Probabilmente aveva ragione, ma alla fine li avevano lasciati stare per un altro motivo. Mentre guidava un bestione stipato di taniche di gasolio, suo marito era precipitato da un viadotto dopo aver tamponato una betoniera. Il camion si era disintegrato in una palla di fuoco, di lui era rimasta cenere a mezz’aria. Non c’era stato bisogno del funerale: era stato cremato dalle circostanze. Adele aveva accolto le tante condoglianze con parole automatiche e una certezza nel cuore: era finita. Niente domande, niente dubbi sull’incidente, niente pensieri sui soldi, niente più passato.
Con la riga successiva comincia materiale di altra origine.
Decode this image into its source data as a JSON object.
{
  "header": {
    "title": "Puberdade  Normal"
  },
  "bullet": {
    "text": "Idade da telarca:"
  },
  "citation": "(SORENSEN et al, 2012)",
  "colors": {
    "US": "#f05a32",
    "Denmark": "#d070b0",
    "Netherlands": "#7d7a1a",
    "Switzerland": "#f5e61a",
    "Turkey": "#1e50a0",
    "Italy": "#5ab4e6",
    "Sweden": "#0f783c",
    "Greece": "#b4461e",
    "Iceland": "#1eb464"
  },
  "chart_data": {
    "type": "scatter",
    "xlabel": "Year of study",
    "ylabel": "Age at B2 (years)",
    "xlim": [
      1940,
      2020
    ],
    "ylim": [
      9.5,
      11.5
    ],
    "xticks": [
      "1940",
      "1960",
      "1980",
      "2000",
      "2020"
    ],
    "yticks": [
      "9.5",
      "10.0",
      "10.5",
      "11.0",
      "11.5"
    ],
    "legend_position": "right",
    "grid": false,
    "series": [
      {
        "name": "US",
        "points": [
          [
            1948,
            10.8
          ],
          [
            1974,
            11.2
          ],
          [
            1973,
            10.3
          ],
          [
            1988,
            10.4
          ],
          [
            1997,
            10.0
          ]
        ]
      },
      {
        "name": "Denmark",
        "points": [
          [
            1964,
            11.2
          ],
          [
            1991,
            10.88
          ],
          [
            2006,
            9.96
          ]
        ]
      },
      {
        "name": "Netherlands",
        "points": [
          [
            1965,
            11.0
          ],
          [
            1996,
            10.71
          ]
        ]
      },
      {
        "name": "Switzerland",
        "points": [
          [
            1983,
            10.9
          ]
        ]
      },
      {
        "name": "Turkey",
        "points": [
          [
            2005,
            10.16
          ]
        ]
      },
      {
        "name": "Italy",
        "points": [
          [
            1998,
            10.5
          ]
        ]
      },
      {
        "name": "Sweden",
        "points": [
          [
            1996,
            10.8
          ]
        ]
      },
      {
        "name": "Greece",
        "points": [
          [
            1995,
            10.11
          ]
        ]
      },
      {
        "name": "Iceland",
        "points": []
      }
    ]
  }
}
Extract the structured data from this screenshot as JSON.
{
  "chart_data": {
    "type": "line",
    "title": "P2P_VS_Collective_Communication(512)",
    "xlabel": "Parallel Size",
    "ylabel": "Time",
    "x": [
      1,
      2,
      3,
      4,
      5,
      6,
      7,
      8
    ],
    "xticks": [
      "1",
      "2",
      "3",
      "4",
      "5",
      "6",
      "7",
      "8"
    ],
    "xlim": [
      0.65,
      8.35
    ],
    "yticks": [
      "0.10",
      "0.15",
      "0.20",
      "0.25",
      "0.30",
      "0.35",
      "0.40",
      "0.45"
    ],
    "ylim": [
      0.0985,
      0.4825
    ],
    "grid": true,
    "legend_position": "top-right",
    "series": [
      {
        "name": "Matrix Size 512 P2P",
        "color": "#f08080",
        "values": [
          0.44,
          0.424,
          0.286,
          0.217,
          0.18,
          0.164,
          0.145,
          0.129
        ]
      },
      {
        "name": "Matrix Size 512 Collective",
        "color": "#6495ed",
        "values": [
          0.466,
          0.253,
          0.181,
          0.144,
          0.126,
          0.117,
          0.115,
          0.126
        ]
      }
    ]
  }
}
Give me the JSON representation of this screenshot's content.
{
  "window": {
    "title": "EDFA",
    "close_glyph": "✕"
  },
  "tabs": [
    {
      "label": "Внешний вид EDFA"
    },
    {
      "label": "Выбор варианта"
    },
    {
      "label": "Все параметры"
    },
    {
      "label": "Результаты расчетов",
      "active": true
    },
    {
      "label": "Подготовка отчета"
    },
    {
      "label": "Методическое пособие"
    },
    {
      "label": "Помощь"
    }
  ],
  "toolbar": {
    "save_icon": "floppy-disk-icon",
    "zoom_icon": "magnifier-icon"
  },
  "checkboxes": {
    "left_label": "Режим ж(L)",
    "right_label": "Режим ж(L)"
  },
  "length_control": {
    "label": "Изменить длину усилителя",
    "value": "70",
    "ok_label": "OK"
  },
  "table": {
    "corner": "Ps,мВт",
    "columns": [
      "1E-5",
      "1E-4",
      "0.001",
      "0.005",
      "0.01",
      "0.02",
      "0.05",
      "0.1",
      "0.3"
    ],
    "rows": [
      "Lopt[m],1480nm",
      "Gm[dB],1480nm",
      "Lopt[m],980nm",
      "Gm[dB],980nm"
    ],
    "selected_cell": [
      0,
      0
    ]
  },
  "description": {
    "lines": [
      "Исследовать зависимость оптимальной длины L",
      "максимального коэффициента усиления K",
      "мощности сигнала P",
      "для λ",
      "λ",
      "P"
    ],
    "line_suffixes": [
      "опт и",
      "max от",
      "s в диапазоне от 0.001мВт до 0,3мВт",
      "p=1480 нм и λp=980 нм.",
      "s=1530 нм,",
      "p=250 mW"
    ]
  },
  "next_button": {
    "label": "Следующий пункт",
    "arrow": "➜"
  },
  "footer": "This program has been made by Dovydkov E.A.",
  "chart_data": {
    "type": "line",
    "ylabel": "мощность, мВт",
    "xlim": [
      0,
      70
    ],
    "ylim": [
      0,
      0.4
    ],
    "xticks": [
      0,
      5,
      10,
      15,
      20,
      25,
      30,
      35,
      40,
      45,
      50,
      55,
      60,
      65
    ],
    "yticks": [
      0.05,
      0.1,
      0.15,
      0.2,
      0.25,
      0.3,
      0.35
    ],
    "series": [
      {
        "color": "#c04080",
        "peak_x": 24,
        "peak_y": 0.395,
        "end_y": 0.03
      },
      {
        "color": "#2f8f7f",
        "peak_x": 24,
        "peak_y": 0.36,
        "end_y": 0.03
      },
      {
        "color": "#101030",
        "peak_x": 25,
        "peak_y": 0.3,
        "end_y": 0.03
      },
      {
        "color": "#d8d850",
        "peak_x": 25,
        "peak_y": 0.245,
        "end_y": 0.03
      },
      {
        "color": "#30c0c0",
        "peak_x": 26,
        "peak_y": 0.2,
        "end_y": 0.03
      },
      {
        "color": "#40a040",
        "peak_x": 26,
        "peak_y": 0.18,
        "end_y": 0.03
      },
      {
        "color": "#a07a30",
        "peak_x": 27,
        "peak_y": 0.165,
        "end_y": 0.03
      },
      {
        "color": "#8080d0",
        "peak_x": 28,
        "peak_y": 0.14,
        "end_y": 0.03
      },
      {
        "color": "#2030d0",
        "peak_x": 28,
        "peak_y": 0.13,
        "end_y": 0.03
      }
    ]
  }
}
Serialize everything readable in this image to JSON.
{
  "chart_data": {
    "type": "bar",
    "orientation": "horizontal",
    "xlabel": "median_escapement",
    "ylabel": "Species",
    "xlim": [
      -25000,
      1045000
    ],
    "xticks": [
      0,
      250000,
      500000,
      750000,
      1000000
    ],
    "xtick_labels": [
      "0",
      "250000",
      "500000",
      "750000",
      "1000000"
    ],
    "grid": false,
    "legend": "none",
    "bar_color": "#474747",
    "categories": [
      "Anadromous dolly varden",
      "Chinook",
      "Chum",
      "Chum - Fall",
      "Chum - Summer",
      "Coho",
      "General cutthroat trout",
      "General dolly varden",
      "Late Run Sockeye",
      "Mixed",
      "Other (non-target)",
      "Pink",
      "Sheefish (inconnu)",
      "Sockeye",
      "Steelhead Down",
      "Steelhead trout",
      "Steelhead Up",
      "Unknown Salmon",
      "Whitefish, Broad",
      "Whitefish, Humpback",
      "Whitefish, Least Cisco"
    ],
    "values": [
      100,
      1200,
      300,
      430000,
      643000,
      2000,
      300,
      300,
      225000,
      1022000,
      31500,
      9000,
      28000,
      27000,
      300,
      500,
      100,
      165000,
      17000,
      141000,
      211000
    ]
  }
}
Il passato, per loro, era una minaccia.

Quel giorno era cominciato il futuro, fatto del piccolo appartamento di sempre, di una pensione minima di reversibilità, di un ragazzo scontroso da crescere e della rinuncia a qualsiasi sogno. Lei aveva fatto del suo meglio, non era colpa sua.

I pensieri si interruppero di botto. Il dolore alla testa era infernale. Adesso, quella che sentiva defluire era lava. Tornarono le ombre. Lunghe e poi corte, vicine e di nuovo lontane, concave e convesse. Si protendevano e si ritiravano. Amiche o nemiche? In fin dei conti, non avrebbe saputo dirlo. Fu ancora l’odore di cavolo a riportarla alla realtà. Bollito del tutto, salato al punto giusto, pronto da scolare e condire con un filo di olio. Se avesse potuto, avrebbe detto alla vicina di spicciarsi ché niente è più disgustoso del cavolo stracotto e spappolato. Adele doveva agire prima che la signora Tattilo uscisse. Le sembrò di sentire l’abbaiare del cane, ma chissà se poteva fidarsi dei suoi sensi ormai compromessi.

Adele Grillo, detta Lina, vedova Pani, allungò la mano sul comodino. Un colpo secco, come una mannaia. E stavolta trovò ciò che cercava.

Prima che il nero la inghiottisse, afferrò la cornetta del vecchio Sirio che non aveva mai voluto cambiare. Si chiese se avrebbe trovato la voce, se almeno la lingua le avrebbe obbedito. Si chiese, soprattutto, se avesse ancora tempo davanti a sé.

Alfredino.

Non aveva nemmeno ritirato la sua camicia buona dalla tintoria.